Before investing in any stock, it’s crucial to understand that this transition will require some time. However, analysts believe that Oracle has already demonstrated considerable progress in the competitive cloud market. Holding the stock for the long term could lead to substantial gains.

Note: *Performance as of May 6, 2024.

Disclosure: At the time of writing, John Mackey, a former CEO of Whole Foods Market, an Amazon subsidiary, is a member of The Motley Fool’s board of directors. Suzanne Frey, an executive at Alphabet, is a member of The Motley Fool’s board of directors. Randi Zuckerberg, former Director of Market Development and Spokeswoman for Facebook and sister to Meta Platforms CEO Mark Zuckerberg, is a member of The Motley Fool’s board of directors. Adam Spatacco holds positions in Alphabet, Amazon, Apple, Meta Platforms, Microsoft, and Nvidia. The Motley Fool has positions in and recommends Alphabet, Amazon, Apple, Meta Platforms, Microsoft, Nvidia, and Oracle. The Motley Fool recommends the following options: long January 2026 $395 calls on Microsoft and short January 2026 $405 calls on Microsoft. The Motley Fool has a disclosure policy.

Prediction: This Artificial Intelligence (AI) Cloud Stock Will Join Microsoft, Alphabet, and Amazon in the $1 Trillion Club was originally published by The Motley Fool

Based on the given text, what are some factors driving Oracle’s growth in cloud AI infrastructure and why do analysts believe it has the potential to reach a trillion-dollar valuation?

Some factors driving Oracle’s growth in cloud AI infrastructure include its impressive revenue growth in cloud services, particularly in the most recent quarter, and the increasing importance of cloud database management in AI initiatives and digital transformation efforts in companies.
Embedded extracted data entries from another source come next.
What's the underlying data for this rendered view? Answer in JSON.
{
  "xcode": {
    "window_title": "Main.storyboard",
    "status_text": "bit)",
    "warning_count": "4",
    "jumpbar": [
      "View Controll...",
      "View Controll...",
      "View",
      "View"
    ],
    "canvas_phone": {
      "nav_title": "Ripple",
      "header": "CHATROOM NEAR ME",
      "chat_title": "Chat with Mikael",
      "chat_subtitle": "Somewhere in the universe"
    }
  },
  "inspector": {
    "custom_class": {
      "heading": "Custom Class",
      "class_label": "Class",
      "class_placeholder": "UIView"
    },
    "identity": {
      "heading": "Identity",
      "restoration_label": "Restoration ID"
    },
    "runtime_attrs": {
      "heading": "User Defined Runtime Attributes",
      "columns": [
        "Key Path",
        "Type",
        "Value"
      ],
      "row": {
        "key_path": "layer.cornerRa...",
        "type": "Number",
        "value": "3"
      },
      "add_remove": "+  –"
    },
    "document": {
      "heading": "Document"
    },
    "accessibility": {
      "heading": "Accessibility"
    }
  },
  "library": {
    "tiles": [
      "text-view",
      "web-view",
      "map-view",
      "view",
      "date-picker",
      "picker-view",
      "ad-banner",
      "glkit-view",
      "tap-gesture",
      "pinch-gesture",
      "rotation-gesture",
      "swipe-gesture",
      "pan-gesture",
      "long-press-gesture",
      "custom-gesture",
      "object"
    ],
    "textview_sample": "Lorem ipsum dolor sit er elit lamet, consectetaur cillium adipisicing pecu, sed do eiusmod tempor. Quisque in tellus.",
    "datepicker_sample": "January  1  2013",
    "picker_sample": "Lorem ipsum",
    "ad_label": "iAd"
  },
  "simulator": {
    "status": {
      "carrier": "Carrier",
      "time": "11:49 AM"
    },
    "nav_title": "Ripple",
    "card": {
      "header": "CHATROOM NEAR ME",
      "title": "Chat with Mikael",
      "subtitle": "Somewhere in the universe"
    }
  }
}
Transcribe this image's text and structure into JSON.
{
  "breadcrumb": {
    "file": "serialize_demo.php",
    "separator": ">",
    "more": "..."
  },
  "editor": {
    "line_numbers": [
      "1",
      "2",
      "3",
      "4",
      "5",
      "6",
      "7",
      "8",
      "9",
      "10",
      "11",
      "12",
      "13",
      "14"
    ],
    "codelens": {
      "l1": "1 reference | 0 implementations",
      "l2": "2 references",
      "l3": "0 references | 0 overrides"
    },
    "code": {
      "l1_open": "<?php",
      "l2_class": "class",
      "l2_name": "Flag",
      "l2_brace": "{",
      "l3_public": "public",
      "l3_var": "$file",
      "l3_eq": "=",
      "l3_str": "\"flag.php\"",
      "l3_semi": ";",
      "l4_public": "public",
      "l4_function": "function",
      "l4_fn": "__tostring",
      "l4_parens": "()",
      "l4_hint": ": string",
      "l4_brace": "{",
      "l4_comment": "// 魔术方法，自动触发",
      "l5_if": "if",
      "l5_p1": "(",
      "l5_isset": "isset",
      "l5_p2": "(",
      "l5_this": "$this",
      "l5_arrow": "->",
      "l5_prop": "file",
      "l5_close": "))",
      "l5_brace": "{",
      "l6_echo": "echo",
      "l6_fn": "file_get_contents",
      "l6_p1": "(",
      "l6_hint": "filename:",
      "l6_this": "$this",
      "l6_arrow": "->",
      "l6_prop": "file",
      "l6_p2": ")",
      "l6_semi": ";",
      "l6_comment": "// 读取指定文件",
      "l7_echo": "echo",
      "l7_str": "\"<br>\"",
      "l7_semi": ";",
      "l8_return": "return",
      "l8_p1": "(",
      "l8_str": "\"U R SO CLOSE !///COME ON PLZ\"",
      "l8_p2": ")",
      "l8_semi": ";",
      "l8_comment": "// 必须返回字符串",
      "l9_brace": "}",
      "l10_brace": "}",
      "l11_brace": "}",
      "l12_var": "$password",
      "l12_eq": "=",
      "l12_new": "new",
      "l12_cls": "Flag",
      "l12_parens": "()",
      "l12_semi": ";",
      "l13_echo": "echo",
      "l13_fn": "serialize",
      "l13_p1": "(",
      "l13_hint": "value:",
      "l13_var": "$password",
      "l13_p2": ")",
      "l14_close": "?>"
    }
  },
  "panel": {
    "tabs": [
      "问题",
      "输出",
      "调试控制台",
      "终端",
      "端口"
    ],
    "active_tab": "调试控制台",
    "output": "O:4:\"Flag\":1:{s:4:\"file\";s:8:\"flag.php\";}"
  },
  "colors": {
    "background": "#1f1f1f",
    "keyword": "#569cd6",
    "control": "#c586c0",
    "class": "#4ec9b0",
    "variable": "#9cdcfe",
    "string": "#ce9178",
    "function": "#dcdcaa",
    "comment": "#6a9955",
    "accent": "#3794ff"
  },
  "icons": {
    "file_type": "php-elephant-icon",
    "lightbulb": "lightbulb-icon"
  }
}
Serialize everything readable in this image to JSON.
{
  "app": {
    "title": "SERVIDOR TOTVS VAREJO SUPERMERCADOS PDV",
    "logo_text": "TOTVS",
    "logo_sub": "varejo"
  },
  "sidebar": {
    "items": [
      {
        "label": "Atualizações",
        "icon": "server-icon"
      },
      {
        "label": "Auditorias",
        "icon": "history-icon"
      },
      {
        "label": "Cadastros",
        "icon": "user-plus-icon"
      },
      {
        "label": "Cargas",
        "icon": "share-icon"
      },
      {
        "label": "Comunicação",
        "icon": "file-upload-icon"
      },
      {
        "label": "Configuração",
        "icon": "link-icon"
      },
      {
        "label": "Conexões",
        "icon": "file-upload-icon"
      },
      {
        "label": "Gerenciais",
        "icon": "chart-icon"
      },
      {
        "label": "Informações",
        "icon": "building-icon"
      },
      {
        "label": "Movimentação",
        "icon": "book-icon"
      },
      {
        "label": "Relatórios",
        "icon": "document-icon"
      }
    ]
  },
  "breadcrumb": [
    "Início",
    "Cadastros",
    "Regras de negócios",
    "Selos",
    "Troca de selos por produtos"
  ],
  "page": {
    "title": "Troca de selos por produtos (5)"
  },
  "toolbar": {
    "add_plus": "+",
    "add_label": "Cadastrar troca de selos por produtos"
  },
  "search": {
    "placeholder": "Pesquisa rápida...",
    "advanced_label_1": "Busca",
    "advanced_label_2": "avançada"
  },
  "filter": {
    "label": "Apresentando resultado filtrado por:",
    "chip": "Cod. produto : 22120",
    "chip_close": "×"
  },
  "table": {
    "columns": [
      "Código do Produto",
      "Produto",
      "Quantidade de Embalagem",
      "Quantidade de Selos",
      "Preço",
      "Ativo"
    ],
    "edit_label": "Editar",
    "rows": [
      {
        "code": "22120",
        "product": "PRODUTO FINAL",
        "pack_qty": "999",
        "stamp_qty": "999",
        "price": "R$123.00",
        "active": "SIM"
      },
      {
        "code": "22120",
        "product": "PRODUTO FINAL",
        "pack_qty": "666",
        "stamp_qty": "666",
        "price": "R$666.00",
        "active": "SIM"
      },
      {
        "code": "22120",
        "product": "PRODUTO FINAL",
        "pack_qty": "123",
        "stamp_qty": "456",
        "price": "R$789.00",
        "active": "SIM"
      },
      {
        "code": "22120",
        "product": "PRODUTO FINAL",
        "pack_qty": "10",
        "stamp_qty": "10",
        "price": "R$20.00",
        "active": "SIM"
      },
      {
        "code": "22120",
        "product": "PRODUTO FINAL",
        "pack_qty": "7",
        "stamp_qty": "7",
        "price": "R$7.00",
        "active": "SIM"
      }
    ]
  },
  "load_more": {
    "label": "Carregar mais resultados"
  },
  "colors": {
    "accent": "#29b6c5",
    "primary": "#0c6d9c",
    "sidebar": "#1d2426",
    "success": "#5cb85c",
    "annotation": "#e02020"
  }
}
Analysts believe that Oracle has the potential to reach a trillion-dollar valuation due to its ability to transition its declining on-premise business into a new growth area, as well as the expanding demand for cloud infrastructure outside of the leading providers. Additionally, Oracle’s RPO, which provides insight into future revenue, hit an all-time high at the end of the most recent quarter, suggesting that demand for its cloud services is robust.